Duke professor and literary critic Fredric Jameson GRD ’56 PHD ’59 gave his interpretation of the works of French author Marcel Proust during a Tuesday lecture in the Whitney Humanities Center.
Jameson, who teaches in Duke’s literature and romance studies program, explored Proustian themes in front of a crowd of roughly 200. During his lecture he analyzed the French writer’s narrative techniques and noted that there is a difference between a character’s desires and wishes.
“A wish really can be fulfilled, whereas a desire never can,” Jameson said.
Jameson analyzed the opening section of Proust’s seven-volume novel “In Search of Lost Time.” At the beginning of the first volume, the protagonist — a boy named Marcel — would be refused a goodnight kiss from his mother whenever the family hosted a dinner party. This made Marcel desperate for his mother’s love, he explained. Proust made Marcel’s simple yearning for his mother’s affection seem more complex by repeatedly revisiting the scenario, Jameson said, adding that Proust narrates the story of Marcel within a “success versus failure” structure similar to the one used by French writer Honoré de Balzac.
In explaining the difference between a desire and a wish, Jameson said that “the former has won out over its modest predecessor.” While wishes are more fleeting and can be gratified, desires are more deeply rooted in the human condition, which makes them harder to satisfy, he explained.
Yale professor of Slavic Languages and Literature, and Film Studies department chair John MacKay, who introduced Jameson, said Jameson posits literary interpretation as a problem.
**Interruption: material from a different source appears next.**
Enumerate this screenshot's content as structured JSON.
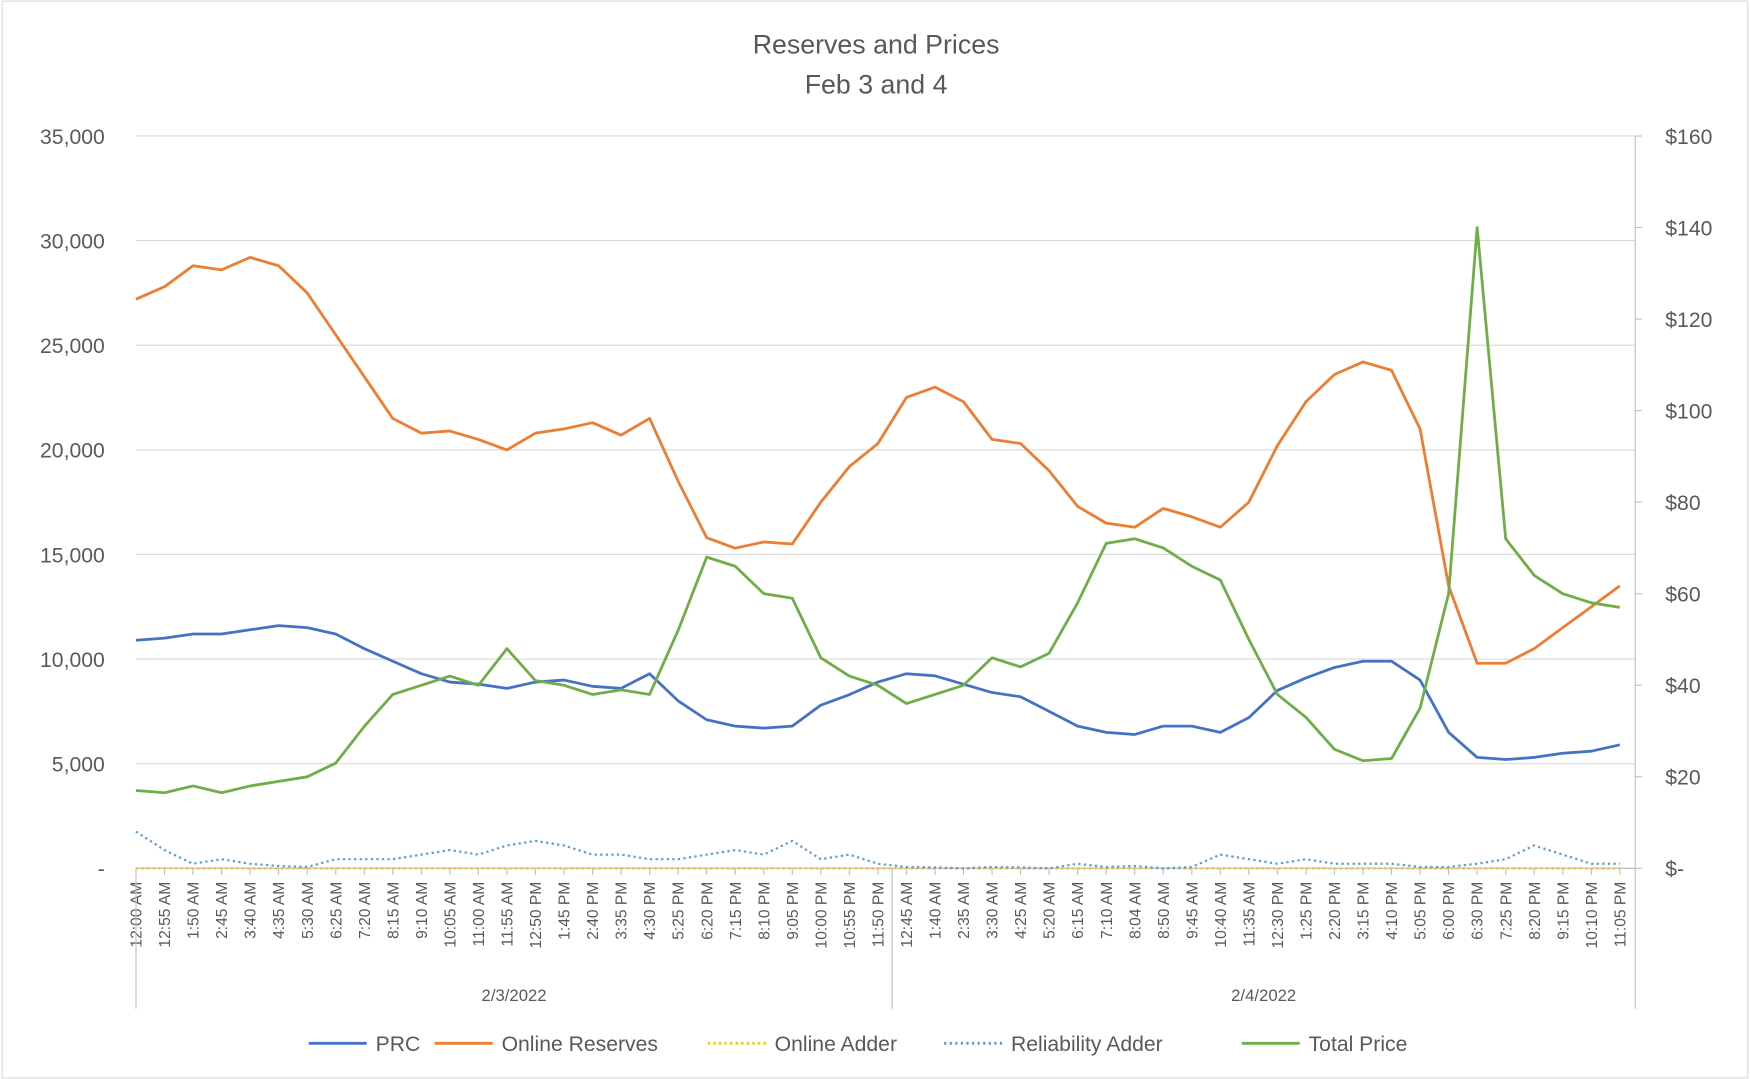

Jameson described the process of writing a modern novel as one that entails constructing and abandoning different narrative types.
Jameson often connects literature to economic forces and to Marxism in particular, MacKay said, and he has inspired the work of many Marxist critics. MacKay added that Jameson is a major critic in the fields of film, art and opera.
“[Jameson] is known for his extraordinary intellectual openness and generosity,” MacKay said.
Jameson is one of this year’s recipients of the Wilbur Cross Medal, the highest award given by a graduate school at Yale to one of its alumni.
Correction: Oct. 16
A previous version of this article misstated the name of the protagonist of “In Search of Lost Time” as Marcele. It should have said Marcel.